Early arrivers more often receive thrombolytic therapy, but not as quickly as late arrivers
FRIDAY, June 4 (HealthDay News) -- A substantial portion of ischemic stroke patients present to emergency departments within an hour of onset, and they are more likely to receive thrombolytic therapy than those who arrive later, but both factors present room for improvement, according to research published online June 3 in Stroke.
Jeffrey L. Saver, M.D., of the University of California in Los Angeles, and colleagues analyzed data from 106,924 patients with ischemic stroke who arrived directly by ambulance or private vehicle at emergency departments and had a documented last-known well time.

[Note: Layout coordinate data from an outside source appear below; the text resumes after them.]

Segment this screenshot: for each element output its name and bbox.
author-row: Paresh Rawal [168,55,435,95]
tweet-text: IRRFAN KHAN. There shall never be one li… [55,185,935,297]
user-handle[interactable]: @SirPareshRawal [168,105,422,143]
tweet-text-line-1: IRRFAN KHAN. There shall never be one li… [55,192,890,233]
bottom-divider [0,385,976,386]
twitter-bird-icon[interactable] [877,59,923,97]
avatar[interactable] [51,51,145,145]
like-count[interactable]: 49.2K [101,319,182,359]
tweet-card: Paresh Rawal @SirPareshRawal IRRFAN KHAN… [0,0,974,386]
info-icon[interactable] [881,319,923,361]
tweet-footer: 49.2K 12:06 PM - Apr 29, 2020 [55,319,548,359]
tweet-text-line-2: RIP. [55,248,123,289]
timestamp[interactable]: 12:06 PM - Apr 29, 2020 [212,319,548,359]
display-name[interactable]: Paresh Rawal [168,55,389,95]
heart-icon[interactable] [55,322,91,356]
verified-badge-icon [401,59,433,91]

The researchers found that onset-to-door time was 60 minutes or less in 28.3 percent of patients, 61 to 180 minutes in 31.7 percent, and more than 180 minutes in 40.1 percent. Characteristics most strongly associated with early arrival included severe neurologic deficit and arrival by ambulance versus private vehicle. Patients arriving in the first 60 minutes more frequently received intravenous thrombolytic therapy than those arriving in 61 to 180 minutes (27.1 versus 12.9 percent), but their door-to-needle time was longer (90.6 versus 76.7 minutes).
"These findings support sustained public education efforts to increase the proportion of patients arriving within the first 30 to 60 minutes after stroke onset by emphasizing the recognition of stroke symptoms and the immediate activation of 911. These data also encourage reinvigorated hospital performance improvement activities to shorten door-to-needle times in patients who present in the golden hour," the authors conclude.
The program that generated the data used in the study is supported in part by grants from Pfizer and the Merck-Schering Plough Partnership. Several co-authors disclosed financial relationships with pharmaceutical or medical device companies.